Das geplante neue Bauwerk umfasst vier SBR-Reaktoren mit PAK-Pumpwerk und vier nachgeschaltete Tuchfilteranlagen mit Befüll-Pumpwerk. Das bestehende Auslaufbauwerk wird ertüchtigt. Und so funktioniert das Reinigungsverfahren: Die Pulveraktivkohle wird in gemahlener Form nach der dritten Reinigungsstufe in das bereits weitgehend gereinigte Abwasser gegeben. Die Pulveraktivkohle vermischt sich mit dem Abwasser und entfaltet dabei ihre adsorbierende Wirkung. An der großen porösen Oberfläche haften die Spurenstoffe fest an (Adsorption). Die Aktivkohle sinkt dann auf den Boden des Sedimentationsbeckens und das Abwasser wird in der Tuchfilteranlage nachgereinigt.
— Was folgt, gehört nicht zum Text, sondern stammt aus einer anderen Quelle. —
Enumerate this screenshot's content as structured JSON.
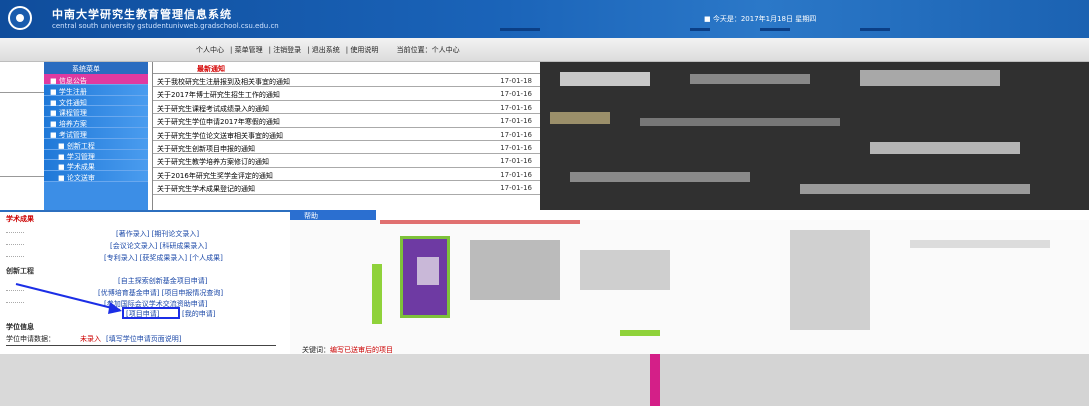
{
  "header": {
    "title": "中南大学研究生教育管理信息系统",
    "subtitle": "central south university  gstudentunivweb.gradschool.csu.edu.cn",
    "today": "■ 今天是：2017年1月18日 星期四"
  },
  "toolbar": {
    "items": [
      "个人中心",
      "菜单管理",
      "注销登录",
      "退出系统",
      "使用说明"
    ],
    "position": "当前位置：个人中心"
  },
  "menu": {
    "title": "系统菜单",
    "items": [
      {
        "label": "■ 信息公告"
      },
      {
        "label": "■ 学生注册"
      },
      {
        "label": "■ 文件通知"
      },
      {
        "label": "■ 课程管理"
      },
      {
        "label": "■ 培养方案"
      },
      {
        "label": "■ 考试管理"
      },
      {
        "label": "■ 创新工程"
      },
      {
        "label": "■ 学习管理"
      },
      {
        "label": "■ 学术成果"
      },
      {
        "label": "■ 论文送审"
      }
    ]
  },
  "news": {
    "title": "最新通知",
    "rows": [
      {
        "text": "关于我校研究生注册报到及相关事宜的通知",
        "date": "17-01-18"
      },
      {
        "text": "关于2017年博士研究生招生工作的通知",
        "date": "17-01-16"
      },
      {
        "text": "关于研究生课程考试成绩录入的通知",
        "date": "17-01-16"
      },
      {
        "text": "关于研究生学位申请2017年寒假的通知",
        "date": "17-01-16"
      },
      {
        "text": "关于研究生学位论文送审相关事宜的通知",
        "date": "17-01-16"
      },
      {
        "text": "关于研究生创新项目申报的通知",
        "date": "17-01-16"
      },
      {
        "text": "关于研究生教学培养方案修订的通知",
        "date": "17-01-16"
      },
      {
        "text": "关于2016年研究生奖学金评定的通知",
        "date": "17-01-16"
      },
      {
        "text": "关于研究生学术成果登记的通知",
        "date": "17-01-16"
      }
    ]
  },
  "left_panel": {
    "section1": "学术成果",
    "links1": [
      "[著作录入] [期刊论文录入]",
      "[会议论文录入] [科研成果录入]",
      "[专利录入] [获奖成果录入] [个人成果]"
    ],
    "section2": "创新工程",
    "links2": [
      "[自主探索创新基金项目申请]",
      "[优博培育基金申请] [项目申报情况查询]",
      "[参加国际会议学术交流资助申请]"
    ],
    "highlighted_link": "[项目申请]",
    "after_highlight": "[我的申请]",
    "section3": "学位信息",
    "degree_label": "学位申请数据：",
    "degree_value": "未录入",
    "degree_extra": "[填写学位申请页面说明]"
  },
  "help": {
    "title": "帮助"
  },
  "keyword": {
    "label": "关键词：",
    "value": "编写已送审后的项目"
  },
  "colors": {
    "header": "#1a63b8",
    "menu": "#3c8ee6",
    "active": "#e03aa0",
    "highlight": "#1b2ee6"
  }
}
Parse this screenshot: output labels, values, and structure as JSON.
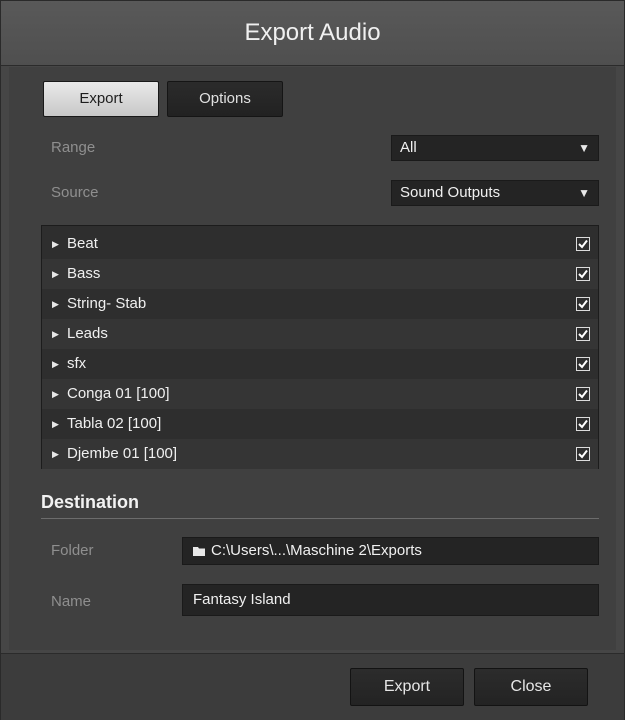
{
  "dialog": {
    "title": "Export Audio"
  },
  "tabs": {
    "export_label": "Export",
    "options_label": "Options",
    "active": "Export"
  },
  "range": {
    "label": "Range",
    "value": "All"
  },
  "source": {
    "label": "Source",
    "value": "Sound Outputs"
  },
  "outputs": [
    {
      "name": "Beat",
      "checked": true
    },
    {
      "name": "Bass",
      "checked": true
    },
    {
      "name": "String- Stab",
      "checked": true
    },
    {
      "name": "Leads",
      "checked": true
    },
    {
      "name": "sfx",
      "checked": true
    },
    {
      "name": "Conga 01 [100]",
      "checked": true
    },
    {
      "name": "Tabla 02 [100]",
      "checked": true
    },
    {
      "name": "Djembe 01 [100]",
      "checked": true
    }
  ],
  "destination": {
    "title": "Destination",
    "folder_label": "Folder",
    "folder_value": "C:\\Users\\...\\Maschine 2\\Exports",
    "name_label": "Name",
    "name_value": "Fantasy Island"
  },
  "footer": {
    "export_label": "Export",
    "close_label": "Close"
  },
  "icons": {
    "folder": "folder-icon",
    "dropdown": "triangle-down-icon",
    "expand": "triangle-right-icon",
    "check": "checkmark-icon"
  }
}
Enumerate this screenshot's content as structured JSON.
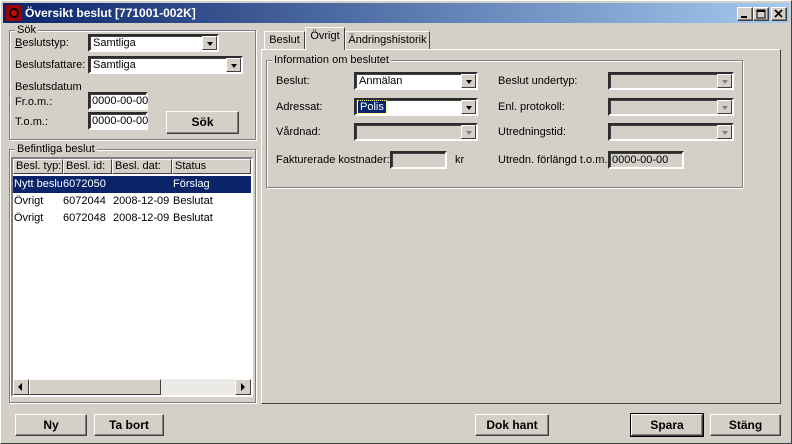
{
  "window": {
    "title": "Översikt beslut  [771001-002K]",
    "controls": {
      "minimize": "minimize-icon",
      "maximize": "maximize-icon",
      "close": "close-icon"
    }
  },
  "search": {
    "group_label": "Sök",
    "beslutstyp_label": "Beslutstyp:",
    "beslutstyp_value": "Samtliga",
    "beslutsfattare_label": "Beslutsfattare:",
    "beslutsfattare_value": "Samtliga",
    "beslutsdatum_label": "Beslutsdatum",
    "from_label": "Fr.o.m.:",
    "from_value": "0000-00-00",
    "tom_label": "T.o.m.:",
    "tom_value": "0000-00-00",
    "search_button": "Sök"
  },
  "existing": {
    "group_label": "Befintliga beslut",
    "columns": [
      "Besl. typ:",
      "Besl. id:",
      "Besl. dat:",
      "Status"
    ],
    "rows": [
      {
        "typ": "Nytt beslut",
        "id": "6072050",
        "dat": "",
        "status": "Förslag",
        "selected": true
      },
      {
        "typ": "Övrigt",
        "id": "6072044",
        "dat": "2008-12-09",
        "status": "Beslutat",
        "selected": false
      },
      {
        "typ": "Övrigt",
        "id": "6072048",
        "dat": "2008-12-09",
        "status": "Beslutat",
        "selected": false
      }
    ]
  },
  "tabs": [
    "Beslut",
    "Övrigt",
    "Ändringshistorik"
  ],
  "active_tab": "Övrigt",
  "info": {
    "group_label": "Information om beslutet",
    "beslut_label": "Beslut:",
    "beslut_value": "Anmälan",
    "adressat_label": "Adressat:",
    "adressat_value": "Polis",
    "vardnad_label": "Vårdnad:",
    "vardnad_value": "",
    "undertyp_label": "Beslut undertyp:",
    "undertyp_value": "",
    "protokoll_label": "Enl. protokoll:",
    "protokoll_value": "",
    "utredningstid_label": "Utredningstid:",
    "utredningstid_value": "",
    "kostnader_label": "Fakturerade kostnader:",
    "kostnader_value": "",
    "kostnader_unit": "kr",
    "forlangd_label": "Utredn. förlängd t.o.m.:",
    "forlangd_value": "0000-00-00"
  },
  "buttons": {
    "ny": "Ny",
    "ta_bort": "Ta bort",
    "dok_hant": "Dok hant",
    "spara": "Spara",
    "stang": "Stäng"
  },
  "colors": {
    "title_start": "#0a246a",
    "title_end": "#a6caf0",
    "selection": "#0a246a",
    "face": "#d4d0c8"
  }
}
Die Aktivkohle wird schließlich zusammen mit dem Klärschlamm getrocknet und verbrannt.

Dieses Verfahren ist in Deutschland noch nicht weit verbreitet, in Baden-Württemberg aber bereits üblich. Vorbild ist die Kläranlage Steinhäule in Ulm/Neu-Ulm. Dort nimmt die Spurenstoff-Eliminierung allerdings viel Fläche in Anspruch. Der Bau der vierten Reinigungsstufe mit platzsparender SBR-Technik nach dem Neckarsulmer Modell ist in Deutschland bislang einmalig.
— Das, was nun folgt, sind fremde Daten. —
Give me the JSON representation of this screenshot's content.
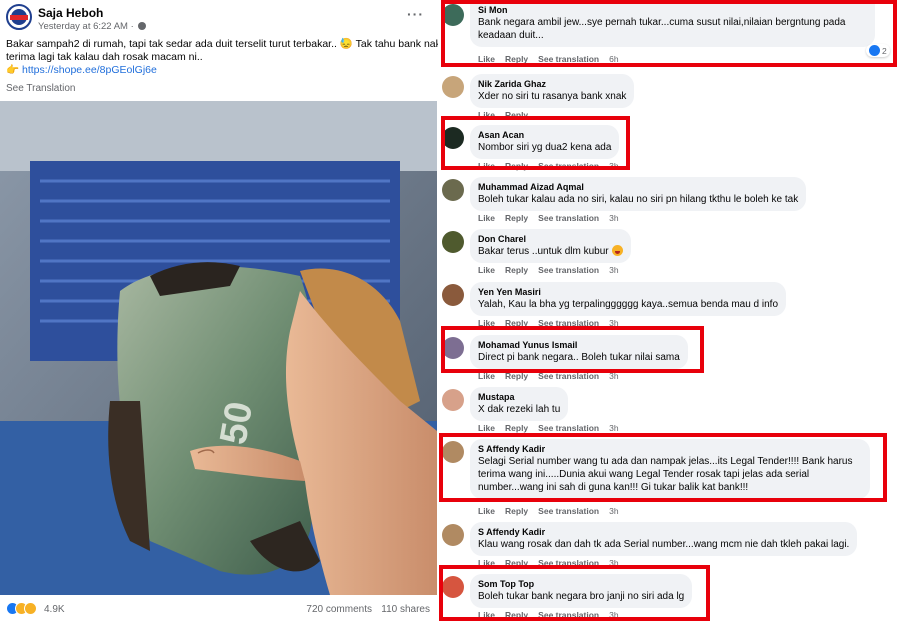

Reinigungsverfahren entfernt Spurenstoffe und verringert Phosphatanteil im Abwasser

Mit dem neuen Reinigungsverfahren werden im Endausbau etwa 90 Prozent der in Neckarsulm anfallenden Jahresabwassermenge behandelt. Herausgefiltert werden Spurenstoffe wie Medikamente, Hormone, Röntgenkontrastmittel, Duftstoffe aus Körperpflege- und Reinigungsmitteln, Pflanzenschutzmittel, Industriechemikalien und Flammschutzmittel. Außerdem kann der Phosphatgehalt im Abwasser um etwa 33 Prozent reduziert werden.

An den Baukosten werden auch die Gebührenzahlerinnen und -zahler beteiligt. Der AZV rechnet damit, dass die Abwassergebühren für eine vierköpfige Familie sukzessive um 75 Euro im Jahr steigen werden. „Das muss es uns wert sein“, urteilte der Verbandsvorsitzende Oberbürgermeister Steffen Hertwig. „Gewässerschutz in diesem massiven Umfang bekommt man nicht umsonst.“  

AZV bildet junge Menschen zum Umwelttechnologen aus

Mit dem Bau der vierten Reinigungsstufe setzt die Verbandskläranlage Neckarsulm des AZV Unteres Sulmtal ein innovatives, richtungsweisendes Verfahren zur weitergehenden Reinigung von Abwässern um. Dabei wird die SBR-Verfahrenstechnik angewendet, die bereits bei der Erweiterung der Kläranlage in den Jahren 2007 bis 2012 zum Einsatz kam. Damit bietet der AZV beste Rahmenbedingungen für eine professionelle Ausbildung junger Menschen. Die Ausbildung zum Umwelttechnologen, Fachrichtung Abwasserbewirtschaftung dauert drei Jahre. Es stehen ein bis zwei Ausbildungsplätze zur Verfügung. Bewerbungen nimmt der AZV gerne entgegen: Abwasserzweckverband Unteres Sulmtal, Postfach 1361, 74172 Neckarsulm. Rückfragen richten Interessierte bitte an Geschäftsführer Thorsten Morhaus, Tel. 07132/95104-0, E-Mail: t.morhaus@azv-unteres-sulmtal.de. Weitere Infos unter www.azv-unteres-sulmtal.de. (snp)       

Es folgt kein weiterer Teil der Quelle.